This application seeks funding for the Substance Use and HIV Prevention Research in Minority Communities training program. The program addresses the urgent need for culturally-competent prevention research in racial and ethnic minority communities targeting the intersection of substance use and HIV. The program offers research education and mentoring to social and behavioral prevention scientists who have cultural expertise regarding minority communities and who are initiating innovative programs of research that focus on substance use and HIV-risk-and-prevention topics.
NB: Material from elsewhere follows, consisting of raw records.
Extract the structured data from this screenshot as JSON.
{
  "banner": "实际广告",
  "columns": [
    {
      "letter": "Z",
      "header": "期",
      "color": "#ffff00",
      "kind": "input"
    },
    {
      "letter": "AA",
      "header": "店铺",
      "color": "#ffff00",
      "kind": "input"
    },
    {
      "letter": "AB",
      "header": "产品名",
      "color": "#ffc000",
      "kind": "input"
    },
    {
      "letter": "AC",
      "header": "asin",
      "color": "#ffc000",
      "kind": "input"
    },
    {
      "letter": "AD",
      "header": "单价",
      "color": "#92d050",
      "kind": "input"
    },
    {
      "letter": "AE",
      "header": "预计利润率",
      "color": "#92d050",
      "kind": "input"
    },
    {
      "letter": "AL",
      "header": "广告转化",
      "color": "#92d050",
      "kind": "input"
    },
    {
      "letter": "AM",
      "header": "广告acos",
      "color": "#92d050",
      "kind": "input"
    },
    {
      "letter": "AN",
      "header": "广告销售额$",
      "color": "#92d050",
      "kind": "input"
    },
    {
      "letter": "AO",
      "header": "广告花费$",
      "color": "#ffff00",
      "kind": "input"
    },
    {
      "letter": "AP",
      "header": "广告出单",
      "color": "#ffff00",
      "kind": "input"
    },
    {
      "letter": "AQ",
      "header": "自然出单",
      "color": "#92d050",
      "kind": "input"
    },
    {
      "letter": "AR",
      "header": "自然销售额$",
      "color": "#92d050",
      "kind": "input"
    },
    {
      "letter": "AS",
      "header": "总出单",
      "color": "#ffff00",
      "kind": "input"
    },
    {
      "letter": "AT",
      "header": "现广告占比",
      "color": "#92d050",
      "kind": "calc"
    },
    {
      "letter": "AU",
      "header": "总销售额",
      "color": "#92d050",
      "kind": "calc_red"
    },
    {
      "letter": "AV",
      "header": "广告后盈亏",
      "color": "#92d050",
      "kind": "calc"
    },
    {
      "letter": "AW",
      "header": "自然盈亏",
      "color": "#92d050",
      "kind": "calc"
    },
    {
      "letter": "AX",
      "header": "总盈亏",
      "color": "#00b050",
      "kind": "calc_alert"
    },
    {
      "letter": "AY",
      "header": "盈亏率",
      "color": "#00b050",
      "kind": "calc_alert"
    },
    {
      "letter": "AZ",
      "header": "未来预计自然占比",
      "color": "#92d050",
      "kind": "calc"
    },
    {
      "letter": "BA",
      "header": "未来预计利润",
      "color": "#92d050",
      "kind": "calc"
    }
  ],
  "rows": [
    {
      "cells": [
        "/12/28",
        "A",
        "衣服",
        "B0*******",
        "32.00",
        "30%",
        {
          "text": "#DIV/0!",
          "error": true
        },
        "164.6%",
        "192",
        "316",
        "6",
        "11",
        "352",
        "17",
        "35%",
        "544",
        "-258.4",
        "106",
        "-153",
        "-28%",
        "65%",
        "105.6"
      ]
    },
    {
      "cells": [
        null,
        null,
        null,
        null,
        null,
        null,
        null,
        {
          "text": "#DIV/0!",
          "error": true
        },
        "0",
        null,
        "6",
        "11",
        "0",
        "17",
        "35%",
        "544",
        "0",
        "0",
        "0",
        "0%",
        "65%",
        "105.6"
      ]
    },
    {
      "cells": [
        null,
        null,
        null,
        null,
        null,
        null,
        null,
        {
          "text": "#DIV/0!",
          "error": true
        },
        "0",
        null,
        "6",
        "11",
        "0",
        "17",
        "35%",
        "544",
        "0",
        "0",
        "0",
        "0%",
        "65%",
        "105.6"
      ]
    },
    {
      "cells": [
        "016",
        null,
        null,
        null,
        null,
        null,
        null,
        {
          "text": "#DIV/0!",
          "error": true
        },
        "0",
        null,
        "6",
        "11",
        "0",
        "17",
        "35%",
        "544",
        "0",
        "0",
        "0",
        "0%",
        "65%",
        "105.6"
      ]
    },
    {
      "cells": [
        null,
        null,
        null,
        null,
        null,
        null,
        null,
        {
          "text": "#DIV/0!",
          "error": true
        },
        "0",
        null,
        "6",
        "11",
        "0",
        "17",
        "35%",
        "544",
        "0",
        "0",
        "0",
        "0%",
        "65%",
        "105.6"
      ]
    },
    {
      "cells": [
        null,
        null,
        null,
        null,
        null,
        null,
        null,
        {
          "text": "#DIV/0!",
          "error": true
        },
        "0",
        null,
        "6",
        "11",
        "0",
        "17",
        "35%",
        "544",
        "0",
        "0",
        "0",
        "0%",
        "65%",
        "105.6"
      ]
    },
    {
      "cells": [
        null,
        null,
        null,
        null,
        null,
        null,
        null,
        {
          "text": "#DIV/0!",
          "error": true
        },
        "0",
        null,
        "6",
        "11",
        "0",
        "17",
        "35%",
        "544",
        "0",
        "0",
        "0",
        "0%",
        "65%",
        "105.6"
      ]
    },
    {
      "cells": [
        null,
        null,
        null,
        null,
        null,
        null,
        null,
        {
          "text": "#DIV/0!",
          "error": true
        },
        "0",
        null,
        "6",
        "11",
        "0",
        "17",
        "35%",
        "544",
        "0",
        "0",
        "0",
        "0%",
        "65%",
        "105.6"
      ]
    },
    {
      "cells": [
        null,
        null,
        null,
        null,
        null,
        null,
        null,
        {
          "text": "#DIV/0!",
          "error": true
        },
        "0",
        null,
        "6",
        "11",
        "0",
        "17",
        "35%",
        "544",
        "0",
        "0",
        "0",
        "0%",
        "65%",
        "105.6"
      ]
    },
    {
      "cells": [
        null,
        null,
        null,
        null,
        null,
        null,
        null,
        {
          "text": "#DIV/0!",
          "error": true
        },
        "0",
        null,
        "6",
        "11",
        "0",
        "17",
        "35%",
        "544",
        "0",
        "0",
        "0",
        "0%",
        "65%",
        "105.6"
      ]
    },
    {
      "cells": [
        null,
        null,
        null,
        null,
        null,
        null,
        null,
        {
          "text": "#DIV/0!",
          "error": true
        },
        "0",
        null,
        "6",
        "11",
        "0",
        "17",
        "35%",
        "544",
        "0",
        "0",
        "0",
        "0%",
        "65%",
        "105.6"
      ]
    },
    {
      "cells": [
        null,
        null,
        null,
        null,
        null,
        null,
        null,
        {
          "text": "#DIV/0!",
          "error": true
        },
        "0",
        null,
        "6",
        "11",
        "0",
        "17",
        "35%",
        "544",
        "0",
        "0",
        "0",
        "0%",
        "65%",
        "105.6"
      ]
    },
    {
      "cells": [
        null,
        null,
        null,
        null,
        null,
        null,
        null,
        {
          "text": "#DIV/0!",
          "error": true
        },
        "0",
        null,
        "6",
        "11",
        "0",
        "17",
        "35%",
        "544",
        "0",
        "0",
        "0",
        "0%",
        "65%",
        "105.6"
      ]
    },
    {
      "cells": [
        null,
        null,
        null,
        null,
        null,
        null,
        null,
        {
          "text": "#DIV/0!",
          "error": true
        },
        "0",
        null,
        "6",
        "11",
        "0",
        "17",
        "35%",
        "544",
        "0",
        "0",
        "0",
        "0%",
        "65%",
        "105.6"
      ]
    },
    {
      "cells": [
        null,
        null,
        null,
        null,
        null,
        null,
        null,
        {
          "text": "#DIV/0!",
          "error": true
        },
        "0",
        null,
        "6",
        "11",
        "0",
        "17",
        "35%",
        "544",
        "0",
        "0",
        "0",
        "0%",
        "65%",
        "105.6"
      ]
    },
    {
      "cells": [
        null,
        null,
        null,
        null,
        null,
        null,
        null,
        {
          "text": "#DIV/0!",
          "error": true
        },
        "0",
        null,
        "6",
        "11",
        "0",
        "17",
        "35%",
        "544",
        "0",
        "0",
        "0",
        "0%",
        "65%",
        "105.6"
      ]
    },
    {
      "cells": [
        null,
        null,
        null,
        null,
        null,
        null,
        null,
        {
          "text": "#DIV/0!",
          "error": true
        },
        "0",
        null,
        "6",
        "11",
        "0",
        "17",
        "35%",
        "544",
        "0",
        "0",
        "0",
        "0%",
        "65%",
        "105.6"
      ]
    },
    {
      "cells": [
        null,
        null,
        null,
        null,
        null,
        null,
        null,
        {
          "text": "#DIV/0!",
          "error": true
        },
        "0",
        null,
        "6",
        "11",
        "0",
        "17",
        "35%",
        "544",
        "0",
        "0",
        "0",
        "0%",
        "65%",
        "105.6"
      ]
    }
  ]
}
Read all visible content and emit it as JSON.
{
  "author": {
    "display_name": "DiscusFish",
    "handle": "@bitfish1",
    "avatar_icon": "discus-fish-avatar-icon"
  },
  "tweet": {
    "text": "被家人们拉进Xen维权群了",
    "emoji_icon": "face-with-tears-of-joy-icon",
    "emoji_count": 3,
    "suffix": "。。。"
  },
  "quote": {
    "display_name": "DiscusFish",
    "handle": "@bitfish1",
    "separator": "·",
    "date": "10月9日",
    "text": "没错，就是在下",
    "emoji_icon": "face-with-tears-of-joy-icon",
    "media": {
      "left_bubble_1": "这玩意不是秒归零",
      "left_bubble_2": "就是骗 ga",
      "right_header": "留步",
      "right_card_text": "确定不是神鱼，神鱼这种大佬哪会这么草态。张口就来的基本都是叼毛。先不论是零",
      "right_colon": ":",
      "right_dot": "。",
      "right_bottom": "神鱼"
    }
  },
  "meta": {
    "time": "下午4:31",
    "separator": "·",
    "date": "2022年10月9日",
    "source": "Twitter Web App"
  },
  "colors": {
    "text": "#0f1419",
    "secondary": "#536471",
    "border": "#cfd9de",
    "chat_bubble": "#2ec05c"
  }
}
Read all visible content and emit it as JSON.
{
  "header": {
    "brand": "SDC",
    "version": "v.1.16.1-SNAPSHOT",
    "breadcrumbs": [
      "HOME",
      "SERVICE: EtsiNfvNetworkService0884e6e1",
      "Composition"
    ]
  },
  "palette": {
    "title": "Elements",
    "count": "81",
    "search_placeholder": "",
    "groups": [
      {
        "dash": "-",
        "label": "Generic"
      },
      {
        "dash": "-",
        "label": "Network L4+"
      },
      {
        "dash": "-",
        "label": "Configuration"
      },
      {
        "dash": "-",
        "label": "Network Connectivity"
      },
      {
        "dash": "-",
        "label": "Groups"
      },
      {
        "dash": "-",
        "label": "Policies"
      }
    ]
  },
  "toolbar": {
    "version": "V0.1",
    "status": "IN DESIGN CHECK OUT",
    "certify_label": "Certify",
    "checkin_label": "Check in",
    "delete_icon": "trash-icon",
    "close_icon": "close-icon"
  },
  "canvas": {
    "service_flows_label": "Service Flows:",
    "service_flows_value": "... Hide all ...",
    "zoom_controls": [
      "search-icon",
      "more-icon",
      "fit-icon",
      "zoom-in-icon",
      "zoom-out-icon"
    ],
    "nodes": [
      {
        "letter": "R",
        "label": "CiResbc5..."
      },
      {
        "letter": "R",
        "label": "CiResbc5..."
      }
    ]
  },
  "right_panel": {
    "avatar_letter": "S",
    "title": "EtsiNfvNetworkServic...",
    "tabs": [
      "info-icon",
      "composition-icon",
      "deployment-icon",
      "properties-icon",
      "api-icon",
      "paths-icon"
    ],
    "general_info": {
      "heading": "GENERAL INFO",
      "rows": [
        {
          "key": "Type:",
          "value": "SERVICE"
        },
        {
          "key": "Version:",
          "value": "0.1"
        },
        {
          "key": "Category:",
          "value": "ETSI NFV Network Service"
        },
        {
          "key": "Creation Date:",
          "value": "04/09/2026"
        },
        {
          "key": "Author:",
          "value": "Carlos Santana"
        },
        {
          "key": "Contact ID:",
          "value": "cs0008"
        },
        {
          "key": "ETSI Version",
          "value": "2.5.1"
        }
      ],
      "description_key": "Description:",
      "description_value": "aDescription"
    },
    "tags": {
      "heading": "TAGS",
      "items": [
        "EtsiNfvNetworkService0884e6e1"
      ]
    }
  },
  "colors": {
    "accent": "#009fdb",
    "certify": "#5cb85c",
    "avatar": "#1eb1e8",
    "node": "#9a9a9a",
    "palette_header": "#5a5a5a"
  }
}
This five-year project will provide educational, mentoring and technical assistance to facilitate the development and continuation of innovative substance use and HIV-prevention research in racial and ethnic minority populations by early-career research scientists from the continental United States and Puerto Rico. The program will accomplish these goals via an intensive summer program housed at the Center for AIDS Prevention Studies at the University of California, San Francisco along with cyber-mentoring during the regular academic year. The program's aims are to: 1) assist visiting scientists in identifying and refining innovative theories, concepts, and ideas into clearly articulated programs of research in substance use and HIV-risk prevention;2) increase the capacity of visiting scientists to conduct multidisciplinary prevention research that targets the links between substance use and other HIV-risk behaviors in racial and ethnic minority communities;3) provide funding to conduct pilot research that will yield data for presentations at substance use-focused national conferences and provide preliminary data for grant proposals to NIDA;and 4) provide education, mentoring, and technical assistance in the development and submission of research grants to NIDA that focus on substance use, HIV-risk behavior, and HIV prevention.
These aims will be met through an intensive six-week summer program of seminars and one- on-one meetings to be held at the UCSF Center for AIDS Prevention Studies as well as provision of funds to conduct a pilot research study. In collaboration with program faculty mentors, visiting scientists will design pilot studies, which they will conduct during the following academic year, and return to CAPS for a second summer to analyze data from their pilot studies. Findings from the pilot studies will be reported at a national substance use research-focused conference, enabling the scientists to obtain extramural feedback on their work and to network with national and international leaders in substance use research and HIV-prevention research. By the third summer the visiting scientist will have obtained extensive feedback on that proposal, revised it, and submitted it for extramural review. The third summer will provide an opportunity to work with faculty mentors in responding to NIH reviewers'comments, further refining the proposal for resubmission, and, for proposals funded on the first submission, providing guidance in the implementation and management of the funded study. During the academic years between the summer training institutes, the program will use cyber-mentoring to support visiting scientists in completing their pilot studies and grant proposals, while providing additional seminars for topics identified by the visiting scientists (e.g., substance use syndemics, sampling hidden populations). The guidance provided by the collaborative research experiences and opportunities for interdisciplinary networking will result in a substantial increase in high quality substance use and HIV-prevention research by scientists studying minority populations in the U.S.
Significance of the Proposed Program of Research Education Research to advance understanding of the development and progression of diseases and disabilities that contribute to minority health and other health disparities is a major goal of the National Institutes of Health's strategic research plan to reduce and ultimately eliminate health disparities. There are few areas that are more critical to improving the nation's health than understanding the disparities in Human Immunodefiency Virus (HIV), other sexually-transmitted infections (STIs), and how substance use contributes to these epidemics in minority communities. Innovative, evidence-based interventions that rely on well-researched and culturally-specific theories of human behavior are urgently needed to stem the rising tide of HIV and other sexually- transmitted infections in minority populations and the corresponding rates of substance use and abuse in those communities. Substance use, HIV and other sexually- transmitted infections exert a disproportionate impact in adolescent and young adult populations. Racial and ethnic minority scientists are uniquely positioned to take a leadership role in addressing these issues and to make major contributions to prevention research being conducted in the U.S. minority communities most affected by these epidemics. The proposed research education and mentoring program aims to address this research deficit through offering seed funding to promising social and behavioral prevention scientists to conduct pilot studies and a mentoring infrastructure to empower these scientists to successfully apply for and receive NIDA funding to conduct rigorous, multi-year research projects in the communities of color most affected by these epidemics. The Substance Use and HIV Prevention Research in Minority Communities program meets these goals via an innovative, intensive six-week summer in-residence program of seminars, one-on-one consultations with mentors, and peer reviews, reinforced by pilot study funding and ongoing support from mentors during the academic year.